Norvegia.709 d.C.
Nel pieno di una guerra tra vichinghi, una navicella spaziale si schianta sulla Terra.
Un alieno dalle fattezze umane, sopravvive all’impatto, mentre il suo compagno di viaggio muore.
Grazie alle super tecnologie della navicella, costruita su un pianeta più evoluto di ciò che ci è concesso immaginare, l’alieno impara in pochi secondi la lingua della Terra, rileva la sua posizione sulla terra, e capisce di non essere il solo sopravvissuto all’impatto.
Un essere mostruoso, della razza dei Moorwen, è riuscito a nascondersi e ad affrontare il viaggio insieme agli umanoidi. Un essere delimita i confini del suo territorio e distrugge tutto ciò che c’è al suo interno.

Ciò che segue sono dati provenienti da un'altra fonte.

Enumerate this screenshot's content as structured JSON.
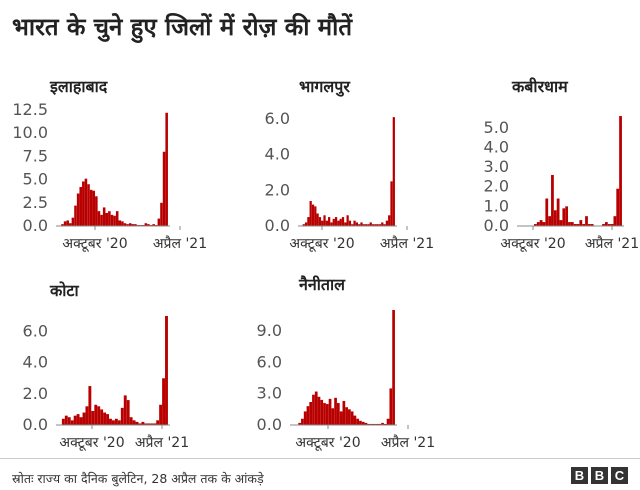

Keinen (l’alieno) viene catturato dai vichinghi mentre cerca di intrappolare la creatura malvagia. Per il popolo, Keinen è solo uno straniero pericoloso, un Outlander.
Amore, onore e lealtà si intrecciano con la fantascienza e l’epica.
Un mix coraggioso per un’esordiente qual’è il regista McCain.
Meglio evitare di porsi troppe domande sulla credibilità di alcune scene e cercare di trovare ciò che di positivo c’è, forse ….
Ispirato alla leggenda di Beowulf, da cui riconosciamo il villaggio di Herot e un mostro similare con famiglia a seguito; Howard McCain non si sottrae dallo scopiazzare neanche Michael Crichton ne “I mangiatori di morte”.
Un poema epico sull’archetipo dello scontro tra eroe e mostro, d’ispirazione nordica, misto alla fantascienza di Alien e Predator. Un piccolo omaggio a Tolkien, con il personaggio di Boromir, e anche qualche cenno storico sull’emancipazione femminile per far contenti tutti.
Ed eccoci , ciò che negli Usa è stato un flop! Forse troppe cose da digerire, o forse semplicemente tutto ciò non è comprensibile a noi semplici umani.